HAMBURG, Oct 02 (Reuters): Chicago soybeans and corn fell on Tuesday, with market attention returning to growing expectations of bumper US crops and good progress with US harvests.
Chicago Board of Trade most-active soybeans were down 0.2 per cent at $8.55-1/2 a bushel at 1110 GMT. Corn fell 0.5 per cent to $3.63-3/4 a bushel. Wheat climbed 0.1 percent to $5.10-1/4 a bushel.
Corn and soybeans rose sharply on Monday after the United States, Canada and Mexico reached a trade pact to replace the North American Free Trade Agreement (NAFTA).
"Soybeans and corn are being weakened today by new forecasts that (the) US crop will be large, plus good US harvest progress," said Matt Ammermann, commodity risk manager with INTL FCStone. "Wheat is being underpinned by hopes the US could win more export business."
"Markets rose on Monday on relief that the new US-Mexico-Canada Agreement will mean that US agricultural exports will not be disrupted by an end to the previous NAFTA deal. Today corn and soybean markets are torn between this relief and the return of focus on the prospects of huge harvests in the U.S. and Brazil."

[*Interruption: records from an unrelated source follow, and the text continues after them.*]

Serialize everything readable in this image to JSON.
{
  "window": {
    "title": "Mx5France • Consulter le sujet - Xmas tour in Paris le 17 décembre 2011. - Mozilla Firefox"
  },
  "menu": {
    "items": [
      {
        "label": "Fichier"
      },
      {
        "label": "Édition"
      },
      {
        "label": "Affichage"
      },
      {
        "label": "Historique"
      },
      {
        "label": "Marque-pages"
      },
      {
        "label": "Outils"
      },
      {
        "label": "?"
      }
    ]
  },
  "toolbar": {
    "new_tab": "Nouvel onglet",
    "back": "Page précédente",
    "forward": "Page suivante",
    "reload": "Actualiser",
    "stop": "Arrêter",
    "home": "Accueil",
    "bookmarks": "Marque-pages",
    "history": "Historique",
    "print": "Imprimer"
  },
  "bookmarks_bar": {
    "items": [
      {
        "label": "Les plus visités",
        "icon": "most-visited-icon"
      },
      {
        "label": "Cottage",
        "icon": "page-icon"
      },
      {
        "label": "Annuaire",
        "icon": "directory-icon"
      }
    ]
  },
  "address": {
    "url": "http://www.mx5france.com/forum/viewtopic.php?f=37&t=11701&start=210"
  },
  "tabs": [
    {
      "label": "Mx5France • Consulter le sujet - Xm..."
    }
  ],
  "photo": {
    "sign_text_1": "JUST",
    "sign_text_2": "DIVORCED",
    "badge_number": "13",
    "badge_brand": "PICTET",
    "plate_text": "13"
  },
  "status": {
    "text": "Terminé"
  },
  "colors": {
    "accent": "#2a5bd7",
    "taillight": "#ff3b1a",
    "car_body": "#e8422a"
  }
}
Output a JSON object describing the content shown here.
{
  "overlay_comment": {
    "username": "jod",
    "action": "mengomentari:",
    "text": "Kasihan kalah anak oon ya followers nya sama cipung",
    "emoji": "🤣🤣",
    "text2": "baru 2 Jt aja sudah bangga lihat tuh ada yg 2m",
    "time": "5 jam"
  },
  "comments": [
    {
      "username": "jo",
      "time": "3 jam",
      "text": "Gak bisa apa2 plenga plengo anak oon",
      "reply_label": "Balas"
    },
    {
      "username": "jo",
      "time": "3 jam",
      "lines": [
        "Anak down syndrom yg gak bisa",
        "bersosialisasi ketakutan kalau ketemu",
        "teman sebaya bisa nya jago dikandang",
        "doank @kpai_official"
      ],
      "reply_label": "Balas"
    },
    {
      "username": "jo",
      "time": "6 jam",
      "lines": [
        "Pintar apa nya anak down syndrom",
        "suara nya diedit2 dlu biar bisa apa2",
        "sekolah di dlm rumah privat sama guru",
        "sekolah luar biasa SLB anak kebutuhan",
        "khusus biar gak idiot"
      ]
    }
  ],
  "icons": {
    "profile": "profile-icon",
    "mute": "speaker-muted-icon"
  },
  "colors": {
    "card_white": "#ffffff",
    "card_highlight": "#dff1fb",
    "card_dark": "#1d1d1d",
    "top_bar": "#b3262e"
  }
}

INTL FCStone on Monday raised its estimate of the average U.S. 2018 corn yield to 182.7 bushels per acre (bpa), from 177.7 bpa in August.
The brokerage raised its forecast of the US 2018 soybean yield to 54.0 bpa, up from 53.8 bpa.
Brazil's 2018-19 soybean crop is seen reaching a record 120.4 million tonnes, a Reuters poll found.